Avg | 0.73 | 0.79 | 0.69 | 0.73 | 0.76 | 0.71 | 0.72 | 0.65 | 0.69 | 0.70 | 0.72 |

Spring 2011 performance on 2.1, 2.2, and 2.3 are in line with historic averages and are, if anything, potentially slightly stronger. The terrible performance seen on 2.1 Fall 2010 has been strongly reversed.

I would be remiss if I did not note that stability in the basic outline and assessment process choices over the past six years has provided the ability to look at success rates by CLO across that span of time. The ability to provide coherent assessment data that is comparable across this time span is, for me, a form of validation of the usefulness of simple item analysis to determine the level at which learning is occurring.

This data also, at least for me, provides a basis for discussing what is an acceptable level of performance on an individual student learning outcome and on overall average performance levels.

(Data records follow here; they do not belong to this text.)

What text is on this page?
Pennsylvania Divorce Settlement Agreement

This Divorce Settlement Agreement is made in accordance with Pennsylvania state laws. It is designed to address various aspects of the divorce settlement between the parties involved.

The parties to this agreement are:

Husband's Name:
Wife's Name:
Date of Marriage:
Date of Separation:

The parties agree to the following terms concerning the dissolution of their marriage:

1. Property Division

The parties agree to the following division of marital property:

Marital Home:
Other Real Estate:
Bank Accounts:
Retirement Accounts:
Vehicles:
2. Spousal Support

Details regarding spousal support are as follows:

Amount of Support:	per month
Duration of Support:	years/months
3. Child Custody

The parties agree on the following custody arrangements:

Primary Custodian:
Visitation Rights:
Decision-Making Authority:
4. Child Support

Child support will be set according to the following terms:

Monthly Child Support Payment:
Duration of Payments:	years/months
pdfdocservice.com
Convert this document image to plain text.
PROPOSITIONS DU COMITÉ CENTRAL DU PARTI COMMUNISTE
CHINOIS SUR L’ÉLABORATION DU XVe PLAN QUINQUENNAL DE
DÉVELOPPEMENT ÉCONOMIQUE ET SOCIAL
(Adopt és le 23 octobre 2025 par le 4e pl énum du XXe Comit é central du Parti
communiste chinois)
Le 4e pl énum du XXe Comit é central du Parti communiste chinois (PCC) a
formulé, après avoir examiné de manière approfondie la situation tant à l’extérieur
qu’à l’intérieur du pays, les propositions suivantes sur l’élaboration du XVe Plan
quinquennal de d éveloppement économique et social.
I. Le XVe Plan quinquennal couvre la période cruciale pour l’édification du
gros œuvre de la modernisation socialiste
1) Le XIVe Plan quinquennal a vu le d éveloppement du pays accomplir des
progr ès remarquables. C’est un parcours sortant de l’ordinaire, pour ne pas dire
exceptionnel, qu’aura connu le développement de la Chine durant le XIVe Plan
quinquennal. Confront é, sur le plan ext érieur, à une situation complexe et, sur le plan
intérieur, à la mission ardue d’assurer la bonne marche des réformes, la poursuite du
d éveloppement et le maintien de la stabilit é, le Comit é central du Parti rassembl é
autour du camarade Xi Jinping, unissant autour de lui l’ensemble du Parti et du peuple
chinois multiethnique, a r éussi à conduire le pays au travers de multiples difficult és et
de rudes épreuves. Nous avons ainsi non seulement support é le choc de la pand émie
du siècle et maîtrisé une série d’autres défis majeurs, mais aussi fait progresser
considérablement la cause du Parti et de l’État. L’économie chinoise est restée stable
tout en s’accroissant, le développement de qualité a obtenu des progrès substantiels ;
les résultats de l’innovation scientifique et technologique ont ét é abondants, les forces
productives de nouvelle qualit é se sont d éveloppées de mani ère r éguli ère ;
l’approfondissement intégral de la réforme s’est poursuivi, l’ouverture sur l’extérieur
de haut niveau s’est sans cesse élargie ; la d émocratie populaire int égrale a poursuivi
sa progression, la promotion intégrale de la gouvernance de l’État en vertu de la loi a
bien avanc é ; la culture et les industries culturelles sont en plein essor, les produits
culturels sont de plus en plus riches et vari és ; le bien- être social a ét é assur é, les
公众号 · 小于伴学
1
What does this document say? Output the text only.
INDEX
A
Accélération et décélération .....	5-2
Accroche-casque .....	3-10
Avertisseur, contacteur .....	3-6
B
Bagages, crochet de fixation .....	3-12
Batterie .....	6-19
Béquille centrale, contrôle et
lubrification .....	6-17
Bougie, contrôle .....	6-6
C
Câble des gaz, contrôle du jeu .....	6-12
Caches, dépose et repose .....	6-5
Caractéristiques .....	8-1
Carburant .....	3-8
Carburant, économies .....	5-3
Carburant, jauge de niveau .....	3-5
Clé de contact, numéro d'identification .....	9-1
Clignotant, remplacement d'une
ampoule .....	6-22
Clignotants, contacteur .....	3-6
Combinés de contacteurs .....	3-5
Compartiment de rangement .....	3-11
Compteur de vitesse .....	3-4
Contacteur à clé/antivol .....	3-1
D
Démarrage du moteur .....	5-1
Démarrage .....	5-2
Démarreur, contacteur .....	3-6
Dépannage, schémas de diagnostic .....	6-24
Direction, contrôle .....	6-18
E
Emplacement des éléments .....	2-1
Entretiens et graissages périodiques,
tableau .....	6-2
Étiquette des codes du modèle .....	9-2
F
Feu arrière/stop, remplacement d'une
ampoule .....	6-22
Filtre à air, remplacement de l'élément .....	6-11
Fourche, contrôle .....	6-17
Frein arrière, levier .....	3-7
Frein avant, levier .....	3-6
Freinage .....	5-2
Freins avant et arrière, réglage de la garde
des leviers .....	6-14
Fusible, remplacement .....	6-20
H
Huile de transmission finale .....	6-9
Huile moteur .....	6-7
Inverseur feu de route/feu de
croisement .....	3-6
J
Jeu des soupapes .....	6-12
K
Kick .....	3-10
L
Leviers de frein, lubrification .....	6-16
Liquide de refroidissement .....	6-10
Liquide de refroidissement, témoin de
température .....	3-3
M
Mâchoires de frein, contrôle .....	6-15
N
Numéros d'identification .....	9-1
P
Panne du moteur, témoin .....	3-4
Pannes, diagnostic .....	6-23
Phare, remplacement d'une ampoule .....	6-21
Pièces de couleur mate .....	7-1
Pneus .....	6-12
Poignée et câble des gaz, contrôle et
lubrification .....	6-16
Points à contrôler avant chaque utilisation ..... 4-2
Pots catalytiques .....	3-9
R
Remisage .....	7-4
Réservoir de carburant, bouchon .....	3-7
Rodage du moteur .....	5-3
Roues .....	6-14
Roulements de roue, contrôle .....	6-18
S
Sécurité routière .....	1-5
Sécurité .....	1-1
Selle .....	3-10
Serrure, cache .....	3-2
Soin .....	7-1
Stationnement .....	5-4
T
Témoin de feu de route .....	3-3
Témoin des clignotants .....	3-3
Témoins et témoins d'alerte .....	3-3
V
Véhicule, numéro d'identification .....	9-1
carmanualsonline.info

Over the past ten terms overall performance per term is bounded between an average 65% to 79% success rate as measured by item analysis. Given that the margin of error for the mean at a 95% level of confidence is near nine percent at present means that specifying, for example, a 70% success rate could still see term averages as low as 61% on a purely random basis.

The upshot is that looking at one term is statistically insufficient. One term at 61% would not, at least for statistics, mean that a long term average of 70% was not being maintained. Thus saying that all courses will achieve 70% success rates (or any other rate) for all outcomes across all terms is simply unrealistic.